Revenge of the (Mainframe) Nerds
Before big data was its own thing, mainframes housed the biggest datasets for global corporations and national governments. Today there are tens of thousands of the monolithic dinosaurs walking the land from vendors like IBM, Fujitsu, and Unisys.
While you don’t see any mainframes at Strata + Hadoop World, the systems remain vital cogs in the information engines at the biggest companies in the world, and that means they command a certain respect (and let’s be honest, fear) from those who would dare tap a mainframe and spill out its data.
One of the vendors active in this space is Syncsort.

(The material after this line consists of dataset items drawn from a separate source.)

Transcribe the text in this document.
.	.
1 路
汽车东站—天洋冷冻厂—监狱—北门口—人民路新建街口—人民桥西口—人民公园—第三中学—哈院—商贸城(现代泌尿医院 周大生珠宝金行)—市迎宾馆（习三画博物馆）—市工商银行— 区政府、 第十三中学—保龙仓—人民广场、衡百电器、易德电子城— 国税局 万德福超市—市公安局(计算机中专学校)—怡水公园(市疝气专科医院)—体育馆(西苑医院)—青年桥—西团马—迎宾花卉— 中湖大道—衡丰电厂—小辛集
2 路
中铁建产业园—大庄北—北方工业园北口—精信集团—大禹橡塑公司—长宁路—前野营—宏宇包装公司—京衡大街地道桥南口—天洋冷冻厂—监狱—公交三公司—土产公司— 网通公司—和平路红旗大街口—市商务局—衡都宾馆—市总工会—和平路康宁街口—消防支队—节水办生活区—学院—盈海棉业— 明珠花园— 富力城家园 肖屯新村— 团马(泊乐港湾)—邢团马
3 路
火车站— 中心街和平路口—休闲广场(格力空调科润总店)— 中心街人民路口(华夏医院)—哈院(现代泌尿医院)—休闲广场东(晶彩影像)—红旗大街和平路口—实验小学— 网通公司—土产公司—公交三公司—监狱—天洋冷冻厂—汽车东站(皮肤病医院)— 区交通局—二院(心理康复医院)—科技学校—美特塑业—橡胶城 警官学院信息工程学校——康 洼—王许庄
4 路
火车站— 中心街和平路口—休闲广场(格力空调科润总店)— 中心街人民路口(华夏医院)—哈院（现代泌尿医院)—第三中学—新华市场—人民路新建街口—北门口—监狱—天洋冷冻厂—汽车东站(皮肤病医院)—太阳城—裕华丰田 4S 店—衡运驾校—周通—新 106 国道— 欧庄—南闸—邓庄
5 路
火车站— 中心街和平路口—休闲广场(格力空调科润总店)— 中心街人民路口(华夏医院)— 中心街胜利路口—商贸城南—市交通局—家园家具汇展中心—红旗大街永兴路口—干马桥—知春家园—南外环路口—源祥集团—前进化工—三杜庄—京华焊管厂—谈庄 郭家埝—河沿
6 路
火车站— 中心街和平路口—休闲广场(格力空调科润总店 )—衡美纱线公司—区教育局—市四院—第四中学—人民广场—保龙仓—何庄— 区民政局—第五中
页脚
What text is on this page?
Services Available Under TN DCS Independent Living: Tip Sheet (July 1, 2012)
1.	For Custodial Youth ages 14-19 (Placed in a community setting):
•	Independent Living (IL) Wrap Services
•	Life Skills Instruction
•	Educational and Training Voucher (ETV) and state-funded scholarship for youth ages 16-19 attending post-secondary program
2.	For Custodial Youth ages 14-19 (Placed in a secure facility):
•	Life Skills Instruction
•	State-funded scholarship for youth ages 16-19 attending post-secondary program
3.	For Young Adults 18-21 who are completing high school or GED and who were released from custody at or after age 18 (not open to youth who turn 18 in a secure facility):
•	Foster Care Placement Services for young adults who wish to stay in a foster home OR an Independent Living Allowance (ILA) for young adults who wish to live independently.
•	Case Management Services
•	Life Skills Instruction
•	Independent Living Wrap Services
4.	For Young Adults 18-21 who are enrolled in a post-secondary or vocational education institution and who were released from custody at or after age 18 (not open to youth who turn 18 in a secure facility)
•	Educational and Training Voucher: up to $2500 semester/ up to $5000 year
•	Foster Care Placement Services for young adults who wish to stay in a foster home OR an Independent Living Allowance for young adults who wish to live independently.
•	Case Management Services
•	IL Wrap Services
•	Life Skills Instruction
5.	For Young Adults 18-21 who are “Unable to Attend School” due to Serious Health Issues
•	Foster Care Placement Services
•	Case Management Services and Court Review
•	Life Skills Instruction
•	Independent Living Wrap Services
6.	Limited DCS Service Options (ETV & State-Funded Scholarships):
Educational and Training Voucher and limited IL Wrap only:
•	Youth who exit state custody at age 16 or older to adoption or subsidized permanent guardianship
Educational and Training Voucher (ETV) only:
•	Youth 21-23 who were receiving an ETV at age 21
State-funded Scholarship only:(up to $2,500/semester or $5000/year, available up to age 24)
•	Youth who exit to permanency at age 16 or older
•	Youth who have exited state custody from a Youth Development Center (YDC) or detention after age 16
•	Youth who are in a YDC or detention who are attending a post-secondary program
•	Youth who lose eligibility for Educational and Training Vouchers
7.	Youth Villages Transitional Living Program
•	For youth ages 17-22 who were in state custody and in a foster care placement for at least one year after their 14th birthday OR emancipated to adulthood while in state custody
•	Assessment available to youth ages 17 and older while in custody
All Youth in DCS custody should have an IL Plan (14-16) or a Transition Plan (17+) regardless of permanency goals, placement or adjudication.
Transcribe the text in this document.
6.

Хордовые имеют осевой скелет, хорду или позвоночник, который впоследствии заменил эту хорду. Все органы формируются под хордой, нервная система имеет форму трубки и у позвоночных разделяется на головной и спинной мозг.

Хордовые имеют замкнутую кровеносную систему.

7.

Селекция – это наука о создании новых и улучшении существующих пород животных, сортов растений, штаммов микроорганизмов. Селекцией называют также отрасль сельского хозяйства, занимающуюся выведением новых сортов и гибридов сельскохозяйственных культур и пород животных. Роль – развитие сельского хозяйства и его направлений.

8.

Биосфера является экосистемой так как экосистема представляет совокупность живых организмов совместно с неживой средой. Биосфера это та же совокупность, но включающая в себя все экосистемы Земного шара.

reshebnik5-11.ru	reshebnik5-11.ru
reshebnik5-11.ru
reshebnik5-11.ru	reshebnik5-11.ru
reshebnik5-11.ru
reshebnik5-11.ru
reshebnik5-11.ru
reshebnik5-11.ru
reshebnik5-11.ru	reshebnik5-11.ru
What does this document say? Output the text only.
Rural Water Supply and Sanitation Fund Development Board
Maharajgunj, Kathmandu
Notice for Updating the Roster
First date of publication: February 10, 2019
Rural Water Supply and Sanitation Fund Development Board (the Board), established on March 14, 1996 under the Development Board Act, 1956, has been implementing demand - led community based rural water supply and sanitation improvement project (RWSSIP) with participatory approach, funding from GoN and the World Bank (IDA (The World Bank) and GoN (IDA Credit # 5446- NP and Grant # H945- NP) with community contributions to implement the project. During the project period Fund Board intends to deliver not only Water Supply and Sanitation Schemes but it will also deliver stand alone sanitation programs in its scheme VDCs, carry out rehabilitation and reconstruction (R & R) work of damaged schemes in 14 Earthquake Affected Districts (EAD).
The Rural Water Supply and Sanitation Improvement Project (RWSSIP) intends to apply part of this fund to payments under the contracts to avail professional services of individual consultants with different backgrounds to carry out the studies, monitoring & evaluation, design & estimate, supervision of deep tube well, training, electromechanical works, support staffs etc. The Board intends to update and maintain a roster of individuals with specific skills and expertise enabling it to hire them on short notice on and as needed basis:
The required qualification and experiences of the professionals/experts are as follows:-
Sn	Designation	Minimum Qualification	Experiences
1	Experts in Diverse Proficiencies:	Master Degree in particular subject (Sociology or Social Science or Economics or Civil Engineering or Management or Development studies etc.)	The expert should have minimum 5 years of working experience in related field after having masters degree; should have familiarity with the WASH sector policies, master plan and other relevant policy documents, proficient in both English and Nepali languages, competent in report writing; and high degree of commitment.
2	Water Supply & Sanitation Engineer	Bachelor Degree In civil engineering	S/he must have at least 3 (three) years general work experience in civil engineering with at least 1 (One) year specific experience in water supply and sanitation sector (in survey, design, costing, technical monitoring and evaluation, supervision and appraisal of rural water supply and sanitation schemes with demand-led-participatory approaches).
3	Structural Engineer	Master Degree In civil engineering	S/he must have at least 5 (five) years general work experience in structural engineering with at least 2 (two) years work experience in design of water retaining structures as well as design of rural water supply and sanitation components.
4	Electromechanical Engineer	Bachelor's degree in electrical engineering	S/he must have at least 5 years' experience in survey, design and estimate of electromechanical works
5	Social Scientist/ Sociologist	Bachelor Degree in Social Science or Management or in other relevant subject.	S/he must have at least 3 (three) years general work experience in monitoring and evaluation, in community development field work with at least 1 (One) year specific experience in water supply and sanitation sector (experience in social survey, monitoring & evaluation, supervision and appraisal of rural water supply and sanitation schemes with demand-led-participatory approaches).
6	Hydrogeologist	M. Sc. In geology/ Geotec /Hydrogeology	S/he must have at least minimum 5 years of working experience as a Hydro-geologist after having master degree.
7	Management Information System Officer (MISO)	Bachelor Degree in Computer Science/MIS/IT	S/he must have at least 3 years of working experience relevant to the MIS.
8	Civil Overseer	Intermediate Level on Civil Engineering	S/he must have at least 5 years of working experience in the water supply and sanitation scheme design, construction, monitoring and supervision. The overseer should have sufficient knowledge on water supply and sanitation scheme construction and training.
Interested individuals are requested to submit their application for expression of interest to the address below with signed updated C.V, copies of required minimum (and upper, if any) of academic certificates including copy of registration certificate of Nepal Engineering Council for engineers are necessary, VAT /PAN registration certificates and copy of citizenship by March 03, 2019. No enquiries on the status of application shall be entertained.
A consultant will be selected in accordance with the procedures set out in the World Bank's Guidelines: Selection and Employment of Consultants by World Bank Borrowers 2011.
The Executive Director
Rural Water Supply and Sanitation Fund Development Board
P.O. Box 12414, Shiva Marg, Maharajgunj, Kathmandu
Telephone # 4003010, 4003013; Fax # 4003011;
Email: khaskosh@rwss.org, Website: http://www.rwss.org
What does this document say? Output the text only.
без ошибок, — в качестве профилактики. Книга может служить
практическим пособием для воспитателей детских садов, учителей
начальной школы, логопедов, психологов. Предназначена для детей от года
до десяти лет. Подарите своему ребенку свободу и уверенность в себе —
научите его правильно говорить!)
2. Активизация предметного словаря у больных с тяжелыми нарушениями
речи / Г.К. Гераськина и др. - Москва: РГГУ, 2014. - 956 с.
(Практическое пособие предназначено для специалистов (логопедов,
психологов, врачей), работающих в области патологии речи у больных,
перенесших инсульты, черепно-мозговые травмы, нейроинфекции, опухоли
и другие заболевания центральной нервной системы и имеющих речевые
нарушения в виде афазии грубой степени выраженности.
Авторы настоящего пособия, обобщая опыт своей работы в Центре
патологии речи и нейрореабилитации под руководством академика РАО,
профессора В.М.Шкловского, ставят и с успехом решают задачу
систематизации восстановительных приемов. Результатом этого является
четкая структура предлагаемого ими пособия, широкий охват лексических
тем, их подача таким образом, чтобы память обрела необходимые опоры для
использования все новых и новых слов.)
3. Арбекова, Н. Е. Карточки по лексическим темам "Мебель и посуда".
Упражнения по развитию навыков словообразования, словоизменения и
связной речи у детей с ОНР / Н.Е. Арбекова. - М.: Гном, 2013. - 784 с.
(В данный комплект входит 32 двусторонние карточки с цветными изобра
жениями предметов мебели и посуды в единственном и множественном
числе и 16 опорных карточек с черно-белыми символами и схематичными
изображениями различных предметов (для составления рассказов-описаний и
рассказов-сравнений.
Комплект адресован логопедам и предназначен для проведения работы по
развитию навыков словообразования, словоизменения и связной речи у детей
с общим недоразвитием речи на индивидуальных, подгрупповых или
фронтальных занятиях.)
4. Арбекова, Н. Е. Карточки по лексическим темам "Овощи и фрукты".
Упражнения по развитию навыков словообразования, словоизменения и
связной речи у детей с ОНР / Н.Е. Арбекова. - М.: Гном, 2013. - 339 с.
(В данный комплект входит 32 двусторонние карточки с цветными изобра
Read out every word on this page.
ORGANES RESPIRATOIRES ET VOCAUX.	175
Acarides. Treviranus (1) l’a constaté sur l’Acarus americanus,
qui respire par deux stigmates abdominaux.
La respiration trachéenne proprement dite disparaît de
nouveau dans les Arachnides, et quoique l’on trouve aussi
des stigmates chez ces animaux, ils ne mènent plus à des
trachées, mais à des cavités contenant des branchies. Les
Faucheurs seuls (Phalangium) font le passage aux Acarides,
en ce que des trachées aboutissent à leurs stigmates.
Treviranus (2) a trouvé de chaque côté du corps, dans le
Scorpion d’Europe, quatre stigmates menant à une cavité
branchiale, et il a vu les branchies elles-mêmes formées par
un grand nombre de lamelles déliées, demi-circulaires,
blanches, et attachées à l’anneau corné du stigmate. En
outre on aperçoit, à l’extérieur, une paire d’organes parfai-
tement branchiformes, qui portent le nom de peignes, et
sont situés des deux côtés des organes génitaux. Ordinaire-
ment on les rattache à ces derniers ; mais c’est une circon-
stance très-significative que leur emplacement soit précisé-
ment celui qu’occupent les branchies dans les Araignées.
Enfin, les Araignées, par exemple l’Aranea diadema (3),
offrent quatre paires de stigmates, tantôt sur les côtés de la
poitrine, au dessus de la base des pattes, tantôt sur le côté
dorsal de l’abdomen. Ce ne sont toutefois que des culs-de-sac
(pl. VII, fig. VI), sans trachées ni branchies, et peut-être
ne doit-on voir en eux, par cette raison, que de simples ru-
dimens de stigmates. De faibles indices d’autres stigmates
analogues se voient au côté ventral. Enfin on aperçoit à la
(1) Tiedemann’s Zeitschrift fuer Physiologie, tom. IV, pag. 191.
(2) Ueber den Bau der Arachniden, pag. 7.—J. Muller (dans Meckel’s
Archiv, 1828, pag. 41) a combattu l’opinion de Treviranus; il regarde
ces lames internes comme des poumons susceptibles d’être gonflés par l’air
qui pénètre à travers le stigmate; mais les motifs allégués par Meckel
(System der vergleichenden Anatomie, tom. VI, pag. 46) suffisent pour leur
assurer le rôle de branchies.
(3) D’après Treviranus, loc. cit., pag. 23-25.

The New Jersey-based company is doing a tidy business selling ETL software that links IBM mainframes with new distributed systems like Hadoop. During a briefing at the show, Syncsort CEO Josh Rogers explained the significance of the mainframe opportunity to Datanami.
“There’s obviously a lot of disruption happening in the analytics space broadly speaking with large enterprises rethinking what are the way architectures apply to the different types of questions they want to ask,” Rogers says.
The new systems let users query lots of new data sources at much higher volumes than they ever could before. “But what remains the same,” Rogers says, “is you need to have your core data assets in those repositories to make sense of data. IoT doesn’t make sense unless you can pair it up with core customer and transaction information.”
“So to do that what we’re doing is customers, particularly large enterprises, have to navigate this path of big iron to big data,” he continues. “They have to figure out how to get the core transaction and customer data that gets generated and stored on the mainframe into not just Hadoop but Splunk, MongoDB, Spark, and Kafka.”
Before big data, Syncsort served the ETL needs of mainframe customers. The company, which is 48 years old, has about 2,500 customers, who are predominantly big companies that have mainframes. “It’s a much bigger opportunity than we thought,” Rogers says. “When big data meets mainframe it turns out to be a hard thing.”